Honey Bee Facts

From the American Bee Federation:

About the Honey Bee


  • Approximately one-third of all the food Americans eat is directly or indirectly derived from honey bee pollination. Some crops pollinated are cucumbers, almonds, carrot seed, melons, apricots, cherries, pears, apples, prunes, plums, pluots, seed alfalfa, cantaloupe, seed onions, avocados, kiwi, blueberries, cranberries, etc.

  • There are three members of a honey bee colony:

    • Queen: Mother to all the bees in the colony. She is a fertile female.
    • Worker: An infertile female that performs the labor tasks of the colony including feed preparation; guarding the hive; feeding the queen, drones and brood; and heating and cooling the hive.
    • Drone: The male that starts out as an unfertilized egg. Its only purpose in the colony is to mate with a virgin queen. They live to mate with the queen, but not more than one in a thousand get the opportunity to mate.

  • On average, a worker bee in the summer lives six to eight weeks. Their most common cause of death is wearing their wings out. During that six- to eight-week period, their average honey production is 1/12 of a teaspoon. In that short lifetime, they fly the equivalent of one and a half times the circumference of the earth.

  • The peak population of a colony of honey bees is usually at mid-summer (after spring build-up) and results in 60,000 to 80,000 bees per colony. A good, prolific queen can lay up to 3,000 eggs per day.

  • Drones fly on United Airlines. This is a corny joke amongst beekeepers because of the way queens and drones mate. When a queen is five to six days old, she is ready to mate. She puts out a pheromone scent to attract the males and takes off in the air. The males from miles around smell the scent and instantly volunteer in the mating chase, which is performed in the air.

No Scientific Cause for CCD Has Been Proven


Colony Collapse Disorder (CCD) is a serious problem threatening the health of honey bees and the economic stability of commercial beekeeping and pollination operations in the United States. CCD is the phenomenon that occurs when worker bees in a colony disappear and leave behind a queen, plenty of honey and a few nurse bees to care for the remaining immature bees and the queen. No piles of dead honey bee bodies are found in or around a hive affected by CCD. A hive cannot sustain itself without worker bees and eventually dies.
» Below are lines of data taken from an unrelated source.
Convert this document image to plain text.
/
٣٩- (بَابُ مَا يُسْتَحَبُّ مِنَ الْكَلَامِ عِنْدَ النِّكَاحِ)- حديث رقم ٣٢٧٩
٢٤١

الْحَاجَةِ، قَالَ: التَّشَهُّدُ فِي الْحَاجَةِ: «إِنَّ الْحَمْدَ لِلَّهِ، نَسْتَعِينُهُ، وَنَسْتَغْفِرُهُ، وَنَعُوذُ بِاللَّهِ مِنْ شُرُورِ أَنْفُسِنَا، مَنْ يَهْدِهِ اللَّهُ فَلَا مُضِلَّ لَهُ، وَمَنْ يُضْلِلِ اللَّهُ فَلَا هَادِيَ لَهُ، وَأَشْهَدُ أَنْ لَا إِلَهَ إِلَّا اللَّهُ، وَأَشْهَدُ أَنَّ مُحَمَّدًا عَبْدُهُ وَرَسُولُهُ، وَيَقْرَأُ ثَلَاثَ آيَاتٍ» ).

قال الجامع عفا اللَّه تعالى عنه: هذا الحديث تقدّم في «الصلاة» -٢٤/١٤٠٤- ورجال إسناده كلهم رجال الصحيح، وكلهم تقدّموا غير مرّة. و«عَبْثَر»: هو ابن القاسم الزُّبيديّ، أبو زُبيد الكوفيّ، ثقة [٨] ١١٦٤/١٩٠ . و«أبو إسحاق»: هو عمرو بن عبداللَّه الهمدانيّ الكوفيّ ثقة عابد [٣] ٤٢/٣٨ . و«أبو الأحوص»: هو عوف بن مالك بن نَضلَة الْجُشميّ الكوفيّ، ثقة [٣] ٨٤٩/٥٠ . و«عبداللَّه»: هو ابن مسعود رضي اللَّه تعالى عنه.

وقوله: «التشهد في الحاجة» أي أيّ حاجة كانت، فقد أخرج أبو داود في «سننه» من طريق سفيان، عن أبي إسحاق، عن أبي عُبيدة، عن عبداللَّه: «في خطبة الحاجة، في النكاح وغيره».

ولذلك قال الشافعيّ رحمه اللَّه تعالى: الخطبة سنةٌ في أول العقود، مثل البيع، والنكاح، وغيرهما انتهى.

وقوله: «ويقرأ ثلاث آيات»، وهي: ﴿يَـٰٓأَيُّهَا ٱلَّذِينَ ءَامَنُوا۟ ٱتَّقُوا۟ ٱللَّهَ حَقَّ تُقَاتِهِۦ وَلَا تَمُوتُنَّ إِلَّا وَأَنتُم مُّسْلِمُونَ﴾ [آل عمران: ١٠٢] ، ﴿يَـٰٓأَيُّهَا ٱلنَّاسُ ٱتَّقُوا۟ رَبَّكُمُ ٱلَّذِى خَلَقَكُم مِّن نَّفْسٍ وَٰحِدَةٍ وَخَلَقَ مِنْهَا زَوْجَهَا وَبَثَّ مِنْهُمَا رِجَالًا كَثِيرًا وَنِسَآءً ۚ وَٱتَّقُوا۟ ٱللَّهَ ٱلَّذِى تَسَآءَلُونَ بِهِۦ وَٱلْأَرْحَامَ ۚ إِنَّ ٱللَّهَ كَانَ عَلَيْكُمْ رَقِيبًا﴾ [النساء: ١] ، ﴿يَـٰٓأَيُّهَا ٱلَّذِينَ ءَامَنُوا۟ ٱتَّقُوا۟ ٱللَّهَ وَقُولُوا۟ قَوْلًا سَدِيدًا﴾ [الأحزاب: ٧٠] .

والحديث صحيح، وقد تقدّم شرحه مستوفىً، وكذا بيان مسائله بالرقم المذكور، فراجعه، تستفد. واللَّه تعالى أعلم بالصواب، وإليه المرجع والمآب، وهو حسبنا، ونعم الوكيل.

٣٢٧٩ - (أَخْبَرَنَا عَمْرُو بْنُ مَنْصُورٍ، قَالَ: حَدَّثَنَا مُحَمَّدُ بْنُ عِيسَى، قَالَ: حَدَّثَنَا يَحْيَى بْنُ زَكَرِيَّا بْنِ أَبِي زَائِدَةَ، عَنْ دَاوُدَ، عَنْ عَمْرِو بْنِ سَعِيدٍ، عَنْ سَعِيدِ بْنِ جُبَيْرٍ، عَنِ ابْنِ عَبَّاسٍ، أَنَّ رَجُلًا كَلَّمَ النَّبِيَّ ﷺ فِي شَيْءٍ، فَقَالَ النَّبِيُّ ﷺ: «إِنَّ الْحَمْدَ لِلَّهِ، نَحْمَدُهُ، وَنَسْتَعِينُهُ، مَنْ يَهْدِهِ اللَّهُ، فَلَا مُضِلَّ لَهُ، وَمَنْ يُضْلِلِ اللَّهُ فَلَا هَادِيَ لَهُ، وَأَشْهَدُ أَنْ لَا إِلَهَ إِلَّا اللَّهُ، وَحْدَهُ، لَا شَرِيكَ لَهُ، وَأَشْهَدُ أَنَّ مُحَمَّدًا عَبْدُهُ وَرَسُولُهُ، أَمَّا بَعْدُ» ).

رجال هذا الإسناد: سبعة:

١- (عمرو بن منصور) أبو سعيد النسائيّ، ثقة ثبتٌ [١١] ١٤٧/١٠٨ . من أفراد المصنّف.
Despite a number of claims in the general and scientific media, a cause or causes of CCD have not been identified by researchers. The Agricultural Research Service (ARS), USDA's internal research agency, is leading several efforts into possible CCD causes and striving to enhance overall honey bee health by improving bee management practices, as well as studying honey bee diseases and parasites and how best to control them. In addition, a number of other federal agencies and state departments of agriculture, universities and private companies are conducting studies to seek the cause or causes of CCD.

 

Honey Bees Are Pollinators


Honey bees contribute nearly $20 billion to the value of U.S. crop production. This contribution, made by managed honey bees, comes in the form of increased yields and superior quality crops for growers and American consumers. A healthy beekeeping industry is invaluable to a healthy U.S. agricultural economy.


Many of the country's crops would not exist without the honey bee at bloom time. Crop yield and quality would be greatly reduced without honey bee pollination.


As honey bees gather pollen and nectar for their survival, they pollinate crops such as apples, cranberries, melons and broccoli. Some crops, including blueberries and cherries, are 90-percent dependent on honey bee pollination. One crop, almonds, depends entirely on the honey bee for pollination at bloom time.


Each year, American farmers and growers continue to feed more people using less land. They produce an abundance of food that is nutritious and safe. Honey bees are very much a part of this modern agricultural success story. It's estimated that there are about 2.7 million bee colonies in the U.S. today, two-thirds of which travel the country each year pollinating crops and producing honey and beeswax. The California almond industry requires approximately 1.8 million colonies of honey bees in order to adequately pollinate nearly one million acres of bearing almond orchards.